We write with concerns about Anthem Incorporated’s response to the recent cyber-attack that you have stated you discovered on January 29, 2015, and made public on February 4, 2015, and which affects 78.8 million Americans.  Reports have indicated that one of your databases may have been accessed as early as April 2014, and that many of your policy holders and customers’ personal data could have been in the wrong hands for a significant period of time.  While we appreciate your efforts to keep our Committee informed of your efforts to respond to the attack after you became aware of it, we are troubled by Anthem’s delay in notifying these 78.8 million Americans.

More than a month after discovery of the breach, the vast majority of Americans affected by this attack – more than 50 million in fact – have yet to receive notice directly from Anthem that their personal information has been compromised, or information about the services that are available to them to protect themselves and their loved ones from resulting security threats like identity theft.

It is our understanding that the information belonging to the 78.8 million Americans, and accessed as a result of this attack, includes addresses, birth dates, and employer information, as well as Social Security numbers and email addresses in many cases.  While we understand the logistical challenges associated with contacting millions of people, the highly sensitive nature of this information makes early notification essential, and we are concerned with your slow pace of notification and outreach thus far.  We are writing to formally request that you speed up the pace of notifications, and share with our committee what steps you plan to take in the next few days, to dramatically increase the pace of notification.

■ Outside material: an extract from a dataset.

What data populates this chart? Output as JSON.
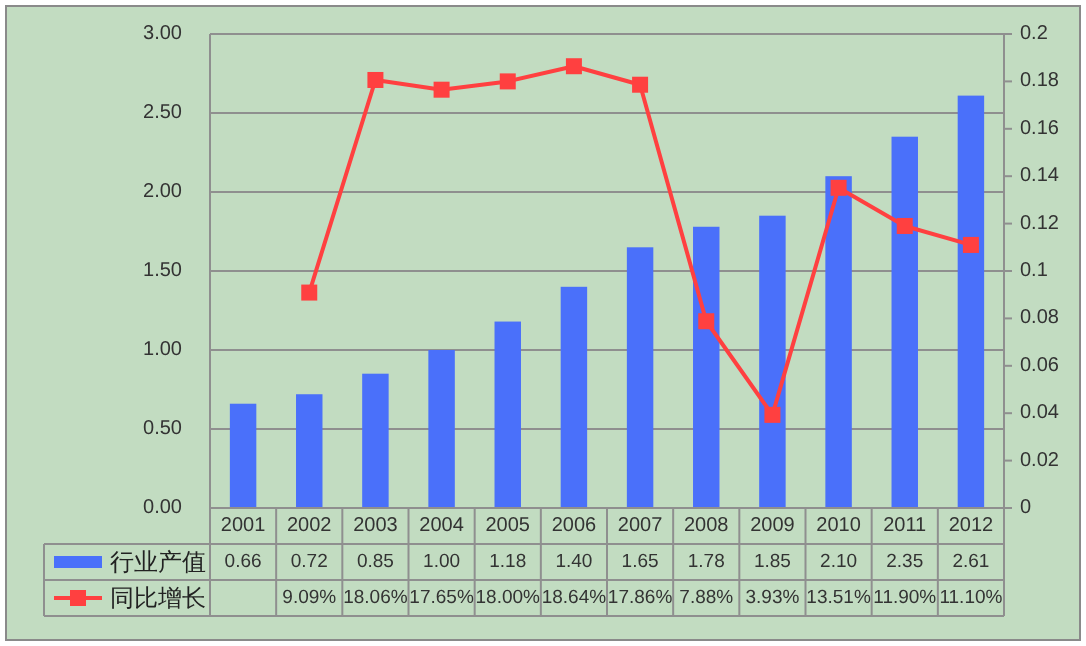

This slow pace is of particular concern given that many of the individuals whose information has been compromised are not Anthem customers and may still be unaware that their information was contained in the attacked database.   For example, Anthem does not issue insurance policies in either of our states, yet according to Anthem’s own analysis nearly 800,000 Tennesseans and nearly 450,000 Washingtonians have experienced the theft of personal information as a result of this security breach. Additionally, your own reports indicate approximately one quarter of those affected in our states – including more than 100,000 children in Tennessee and more than 26,000 children in Washington state – are Medicare or Medicaid patients serviced by Anthem.

Your staff has gone to great lengths to outline to the Committee the services you are making available to these nearly 80 million Americans.  We are pleased that you are providing credit monitoring and repair services for two years for those individuals whose information was compromised, but we find it alarming that so many Americans remain unaware of their situation and unable to benefit from these options. 

We formally request that you provide a clear action plan that accelerates the current pace of notification and ensures that all affected families receive notification in the upcoming days.  We additionally request that you outline how your efforts will comply with federal and state laws and guidelines that require timely notification for customers whose data has been lost in a data breach or cyber-attack.  

This is a critical and pressing issue, and while we understand there are many complications given the size and scope of the attack, we look forward to your response by April 1, 2015 on your progress and a clear target for when you will have reached out to every affected individual.